お披露目されたオバマ元大統領の肖像画は、写実的な表現で知られる米国人画家、ロバート・マカーディが手掛けた。オバマはマカーディの作風について、「良くも悪くも、ありのままに描く」ところに引かれると述べている。

ミシェル夫人の肖像画は、ブルックリンを拠点に活動するシャロン・スプラングが制作した。水色のドレスを着た夫人が座るのは、ホワイトハウスのレッドルームとみられる。

夫妻の肖像画は2018年にも制作されており、このときは元大統領をケヒンデ・ワイリー、夫人をエイミー・シェラルドが担当した。これらはホワイトハウス以外で唯一、歴代全大統領と夫人たちの肖像画を所蔵するスミソニアン・ナショナル・ポートレート・ギャラリーが制作したもので、初公開後は国内各地の美術館に貸し出されており、いずれの展示会でも人気を集めている。

「バイデンvs.オバマ」の構図も?


一方、米紙ワシントン・ポストによると、除幕式を行ったバイデン大統領とオバマ元大統領の間では、それぞれの陣営間で緊張が高まっているという。バイデンのスタッフの一部は、大統領選でオバマから十分な支援が得られなかったことに“憤慨”し、十分な敬意が払われていないことにいら立っているとされる。

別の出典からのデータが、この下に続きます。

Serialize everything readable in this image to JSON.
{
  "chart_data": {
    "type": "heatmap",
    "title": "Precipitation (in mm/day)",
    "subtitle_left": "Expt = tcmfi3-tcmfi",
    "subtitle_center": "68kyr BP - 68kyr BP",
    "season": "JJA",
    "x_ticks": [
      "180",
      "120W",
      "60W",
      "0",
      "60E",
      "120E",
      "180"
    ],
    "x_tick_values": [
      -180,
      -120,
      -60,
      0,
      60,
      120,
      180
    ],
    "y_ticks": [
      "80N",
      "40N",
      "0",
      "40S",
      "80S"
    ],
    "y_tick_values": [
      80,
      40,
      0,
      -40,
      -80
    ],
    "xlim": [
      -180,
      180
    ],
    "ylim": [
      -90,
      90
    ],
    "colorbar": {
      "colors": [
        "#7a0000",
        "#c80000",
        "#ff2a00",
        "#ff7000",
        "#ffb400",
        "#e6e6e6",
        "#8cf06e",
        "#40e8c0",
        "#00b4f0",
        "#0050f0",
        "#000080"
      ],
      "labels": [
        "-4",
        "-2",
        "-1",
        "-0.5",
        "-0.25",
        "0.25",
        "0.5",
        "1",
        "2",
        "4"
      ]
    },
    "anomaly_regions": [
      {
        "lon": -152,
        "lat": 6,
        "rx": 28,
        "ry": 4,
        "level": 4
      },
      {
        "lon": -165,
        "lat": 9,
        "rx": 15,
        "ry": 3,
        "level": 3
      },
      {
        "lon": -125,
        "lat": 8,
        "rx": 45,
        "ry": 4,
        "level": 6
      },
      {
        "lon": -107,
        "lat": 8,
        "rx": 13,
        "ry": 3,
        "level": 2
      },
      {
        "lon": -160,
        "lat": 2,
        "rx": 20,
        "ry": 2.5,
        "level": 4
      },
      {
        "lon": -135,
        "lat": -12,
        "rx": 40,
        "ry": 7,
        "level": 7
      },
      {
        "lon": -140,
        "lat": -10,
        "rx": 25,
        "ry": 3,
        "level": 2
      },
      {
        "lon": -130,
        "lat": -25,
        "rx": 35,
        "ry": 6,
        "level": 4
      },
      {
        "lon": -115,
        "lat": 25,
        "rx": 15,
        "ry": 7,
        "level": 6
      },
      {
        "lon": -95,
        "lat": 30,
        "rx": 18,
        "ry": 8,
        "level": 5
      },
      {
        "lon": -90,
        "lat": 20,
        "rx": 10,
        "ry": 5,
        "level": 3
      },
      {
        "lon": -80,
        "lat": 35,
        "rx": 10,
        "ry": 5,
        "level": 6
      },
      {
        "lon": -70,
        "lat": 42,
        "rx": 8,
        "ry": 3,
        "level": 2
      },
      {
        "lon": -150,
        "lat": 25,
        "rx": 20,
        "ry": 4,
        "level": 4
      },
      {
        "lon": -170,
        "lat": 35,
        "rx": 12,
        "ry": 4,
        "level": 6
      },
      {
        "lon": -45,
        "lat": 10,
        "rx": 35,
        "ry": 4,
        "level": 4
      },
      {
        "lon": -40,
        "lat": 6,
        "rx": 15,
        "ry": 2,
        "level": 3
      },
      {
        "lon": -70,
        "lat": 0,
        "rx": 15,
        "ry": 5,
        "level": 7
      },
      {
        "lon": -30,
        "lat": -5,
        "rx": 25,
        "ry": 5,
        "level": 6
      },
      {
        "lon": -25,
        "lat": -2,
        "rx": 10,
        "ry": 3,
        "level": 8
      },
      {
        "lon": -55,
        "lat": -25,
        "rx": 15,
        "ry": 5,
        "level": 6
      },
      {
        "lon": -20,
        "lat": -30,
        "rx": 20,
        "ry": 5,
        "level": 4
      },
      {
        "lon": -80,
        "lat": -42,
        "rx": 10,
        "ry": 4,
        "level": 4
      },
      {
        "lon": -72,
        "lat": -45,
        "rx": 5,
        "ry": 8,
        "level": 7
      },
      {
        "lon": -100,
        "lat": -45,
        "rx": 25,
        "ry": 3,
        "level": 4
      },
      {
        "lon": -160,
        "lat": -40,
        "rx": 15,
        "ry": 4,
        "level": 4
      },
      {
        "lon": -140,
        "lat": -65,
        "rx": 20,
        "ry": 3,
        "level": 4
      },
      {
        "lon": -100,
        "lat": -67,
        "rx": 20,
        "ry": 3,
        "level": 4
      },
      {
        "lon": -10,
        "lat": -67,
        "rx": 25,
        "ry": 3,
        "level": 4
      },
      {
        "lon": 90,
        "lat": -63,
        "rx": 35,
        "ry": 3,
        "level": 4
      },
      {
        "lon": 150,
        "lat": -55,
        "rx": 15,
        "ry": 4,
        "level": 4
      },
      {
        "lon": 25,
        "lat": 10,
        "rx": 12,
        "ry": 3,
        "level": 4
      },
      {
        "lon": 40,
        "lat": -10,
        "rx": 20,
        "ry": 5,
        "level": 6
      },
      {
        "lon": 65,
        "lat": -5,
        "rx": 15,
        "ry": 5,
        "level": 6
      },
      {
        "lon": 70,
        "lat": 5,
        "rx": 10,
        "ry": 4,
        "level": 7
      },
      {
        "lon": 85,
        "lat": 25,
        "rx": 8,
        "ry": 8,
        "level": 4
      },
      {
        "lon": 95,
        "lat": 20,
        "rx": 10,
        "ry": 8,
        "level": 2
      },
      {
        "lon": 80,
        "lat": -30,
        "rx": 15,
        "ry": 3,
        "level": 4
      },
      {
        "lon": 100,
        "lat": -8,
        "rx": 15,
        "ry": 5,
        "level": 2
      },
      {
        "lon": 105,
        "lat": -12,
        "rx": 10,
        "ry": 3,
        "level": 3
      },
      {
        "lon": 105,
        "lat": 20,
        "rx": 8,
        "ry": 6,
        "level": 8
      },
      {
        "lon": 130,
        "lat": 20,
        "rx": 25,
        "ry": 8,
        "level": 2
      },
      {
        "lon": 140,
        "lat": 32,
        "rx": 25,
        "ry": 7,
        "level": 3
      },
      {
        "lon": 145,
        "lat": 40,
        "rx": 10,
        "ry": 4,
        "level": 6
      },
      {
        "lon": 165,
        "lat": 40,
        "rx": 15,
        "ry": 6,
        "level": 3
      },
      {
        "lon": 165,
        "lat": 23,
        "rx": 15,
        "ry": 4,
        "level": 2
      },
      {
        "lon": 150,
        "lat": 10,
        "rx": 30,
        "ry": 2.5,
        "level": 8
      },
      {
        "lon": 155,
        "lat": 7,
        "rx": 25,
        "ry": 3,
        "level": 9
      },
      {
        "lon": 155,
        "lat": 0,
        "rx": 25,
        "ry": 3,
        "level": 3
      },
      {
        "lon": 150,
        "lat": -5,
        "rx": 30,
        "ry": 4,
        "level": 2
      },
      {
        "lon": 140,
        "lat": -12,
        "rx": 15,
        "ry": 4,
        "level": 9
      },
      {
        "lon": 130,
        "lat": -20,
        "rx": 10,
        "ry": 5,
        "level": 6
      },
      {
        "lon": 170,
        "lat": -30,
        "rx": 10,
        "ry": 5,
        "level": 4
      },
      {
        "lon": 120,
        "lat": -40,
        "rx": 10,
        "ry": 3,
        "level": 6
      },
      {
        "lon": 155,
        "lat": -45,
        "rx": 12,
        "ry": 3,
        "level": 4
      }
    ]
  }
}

また、オバマ大の支持者たちは、バイデンの側近らが「オバマ政権の過ちを回避したと自慢している」ことに不満を持っているという。その「失敗」のひとつは、大統領の業績を十分に宣伝しなかったことだとされている。

ただし、ホワイトハウスは大統領と元大統領、それぞれの陣営の間には「いかなる緊張関係もない」として、こうした報道を否定している。